Chiunque abbia un po' di familiarità o passione per l'argomento sa di cosa si parla quando si fa riferimento al postulato conosciuto come “Legge di Moore”. Nell'aprile del 1965, Gordon Moore, all'epoca alla guida del settore di ricerca e sviluppo di Fairchild Semiconductor e successivamente co-fondatore di Intel, ha pubblicato per la rivista Electronics il famoso articolo dal titolo “Cramming more components onto Integrated Circuits” (ammassare più componenti su un circuito integrato).

Il suddetto articolo, diventato una delle linee guida fondamentali per l'evoluzione dell'industria dei computer, celebra oggi il suo 50° anniversario. Moore ipotizzò inizialmente che il numero di componenti inserite in un circuito integrato sarebbe raddoppiato con cadenza annuale, rivedendo successivamente il concetto ed ampliando questo margine di evoluzione a ogni due anni.

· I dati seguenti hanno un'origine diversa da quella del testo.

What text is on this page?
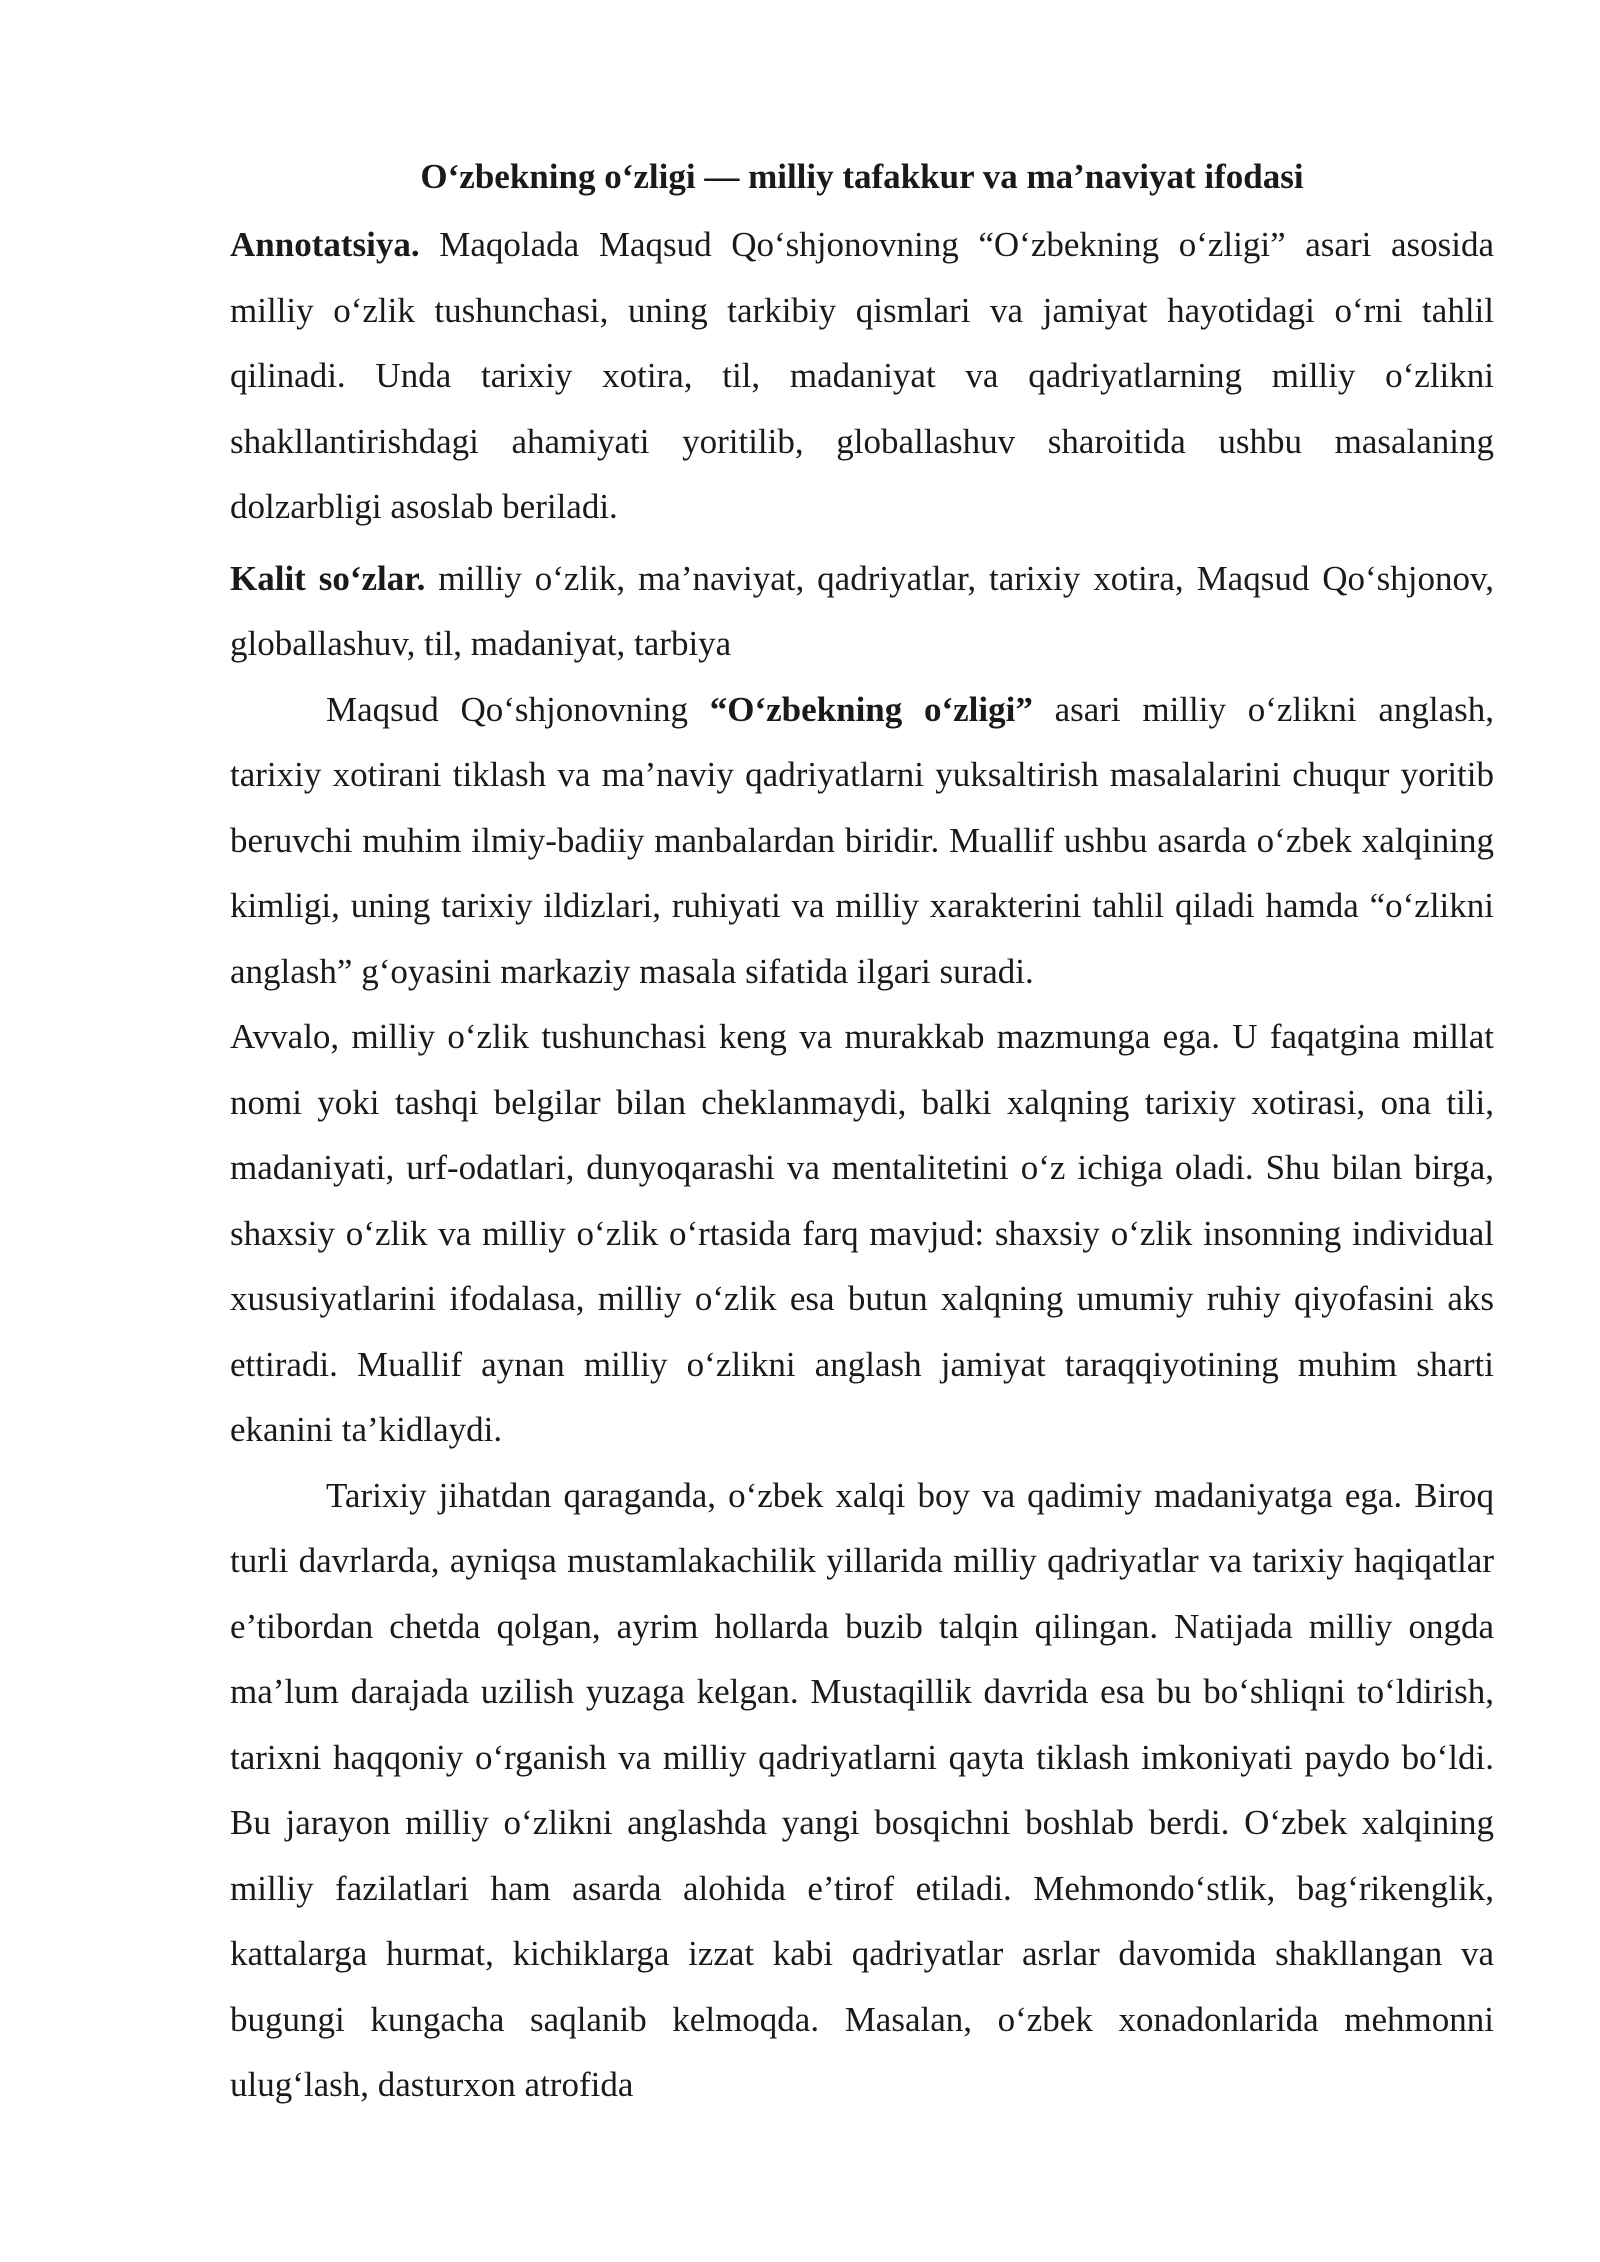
O‘zbekning o‘zligi — milliy tafakkur va ma’naviyat ifodasi

Annotatsiya. Maqolada Maqsud Qo‘shjonovning “O‘zbekning o‘zligi” asari asosida milliy o‘zlik tushunchasi, uning tarkibiy qismlari va jamiyat hayotidagi o‘rni tahlil qilinadi. Unda tarixiy xotira, til, madaniyat va qadriyatlarning milliy o‘zlikni shakllantirishdagi ahamiyati yoritilib, globallashuv sharoitida ushbu masalaning dolzarbligi asoslab beriladi.

Kalit so‘zlar. milliy o‘zlik, ma’naviyat, qadriyatlar, tarixiy xotira, Maqsud Qo‘shjonov, globallashuv, til, madaniyat, tarbiya

Maqsud Qo‘shjonovning “O‘zbekning o‘zligi” asari milliy o‘zlikni anglash, tarixiy xotirani tiklash va ma’naviy qadriyatlarni yuksaltirish masalalarini chuqur yoritib beruvchi muhim ilmiy-badiiy manbalardan biridir. Muallif ushbu asarda o‘zbek xalqining kimligi, uning tarixiy ildizlari, ruhiyati va milliy xarakterini tahlil qiladi hamda “o‘zlikni anglash” g‘oyasini markaziy masala sifatida ilgari suradi.

Avvalo, milliy o‘zlik tushunchasi keng va murakkab mazmunga ega. U faqatgina millat nomi yoki tashqi belgilar bilan cheklanmaydi, balki xalqning tarixiy xotirasi, ona tili, madaniyati, urf-odatlari, dunyoqarashi va mentalitetini o‘z ichiga oladi. Shu bilan birga, shaxsiy o‘zlik va milliy o‘zlik o‘rtasida farq mavjud: shaxsiy o‘zlik insonning individual xususiyatlarini ifodalasa, milliy o‘zlik esa butun xalqning umumiy ruhiy qiyofasini aks ettiradi. Muallif aynan milliy o‘zlikni anglash jamiyat taraqqiyotining muhim sharti ekanini ta’kidlaydi.

Tarixiy jihatdan qaraganda, o‘zbek xalqi boy va qadimiy madaniyatga ega. Biroq turli davrlarda, ayniqsa mustamlakachilik yillarida milliy qadriyatlar va tarixiy haqiqatlar e’tibordan chetda qolgan, ayrim hollarda buzib talqin qilingan. Natijada milliy ongda ma’lum darajada uzilish yuzaga kelgan. Mustaqillik davrida esa bu bo‘shliqni to‘ldirish, tarixni haqqoniy o‘rganish va milliy qadriyatlarni qayta tiklash imkoniyati paydo bo‘ldi. Bu jarayon milliy o‘zlikni anglashda yangi bosqichni boshlab berdi. O‘zbek xalqining milliy fazilatlari ham asarda alohida e’tirof etiladi. Mehmondo‘stlik, bag‘rikenglik, kattalarga hurmat, kichiklarga izzat kabi qadriyatlar asrlar davomida shakllangan va bugungi kungacha saqlanib kelmoqda. Masalan, o‘zbek xonadonlarida mehmonni ulug‘lash, dasturxon atrofida
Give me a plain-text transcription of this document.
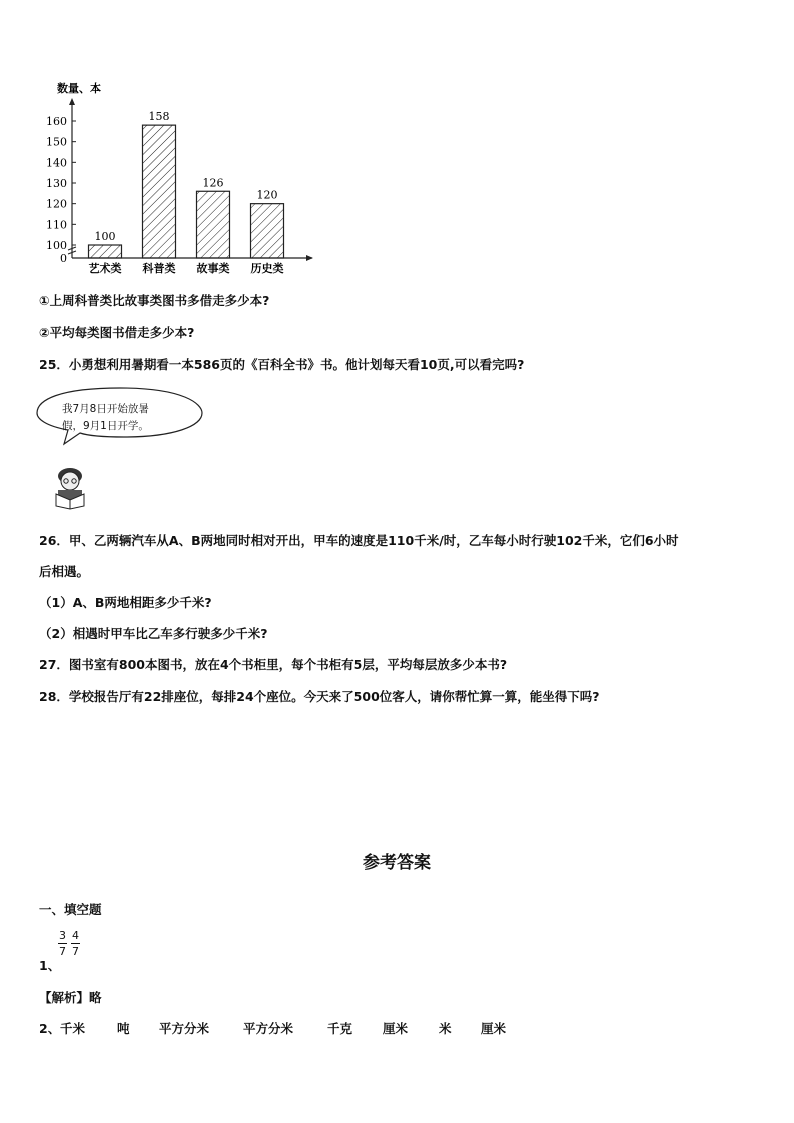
数量、本
100
艺术类
158
科普类
126
故事类
120
历史类
0
100
110
120
130
140
150
160
①上周科普类比故事类图书多借走多少本?
②平均每类图书借走多少本?
25．小勇想利用暑期看一本586页的《百科全书》书。他计划每天看10页,可以看完吗?
我7月8日开始放暑
假，9月1日开学。
26．甲、乙两辆汽车从A、B两地同时相对开出，甲车的速度是110千米/时，乙车每小时行驶102千米，它们6小时
后相遇。
（1）A、B两地相距多少千米?
（2）相遇时甲车比乙车多行驶多少千米?
27．图书室有800本图书，放在4个书柜里，每个书柜有5层，平均每层放多少本书?
28．学校报告厅有22排座位，每排24个座位。今天来了500位客人，请你帮忙算一算，能坐得下吗?
参考答案
一、填空题
3
7
4
7
1、
【解析】略
2、 千米	吨 平方分米	平方分米	千克 厘米 米 厘米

L'osservazione espressa nell'articolo era certamente meno specifica di quanto non fu successivamente quando la Legge di Moore acquisì un tono “ufficiale”. Allo stesso modo è difficile stabilire quanto questo assunto sia effettivamente stato una previsione del futuro e quanto, invece, abbia guidato la corsa alla produzione dei processori, stabilendo un traguardo costante ed assumendo quindi le caratteristiche di una profezia che si auto-avvera.

Quel che conta è che una previsione sul futuro della tecnologia sia durata così a lungo da festeggiare i suoi 50 anni. Allo stato attuale, con l'arrivo del processo di produzione a 14 nanometri, resta poco tempo – forse due o tre generazioni di chip – prima che i produttori debbano rivolgere l'attenzione a nuove tecniche per mantenere il passo.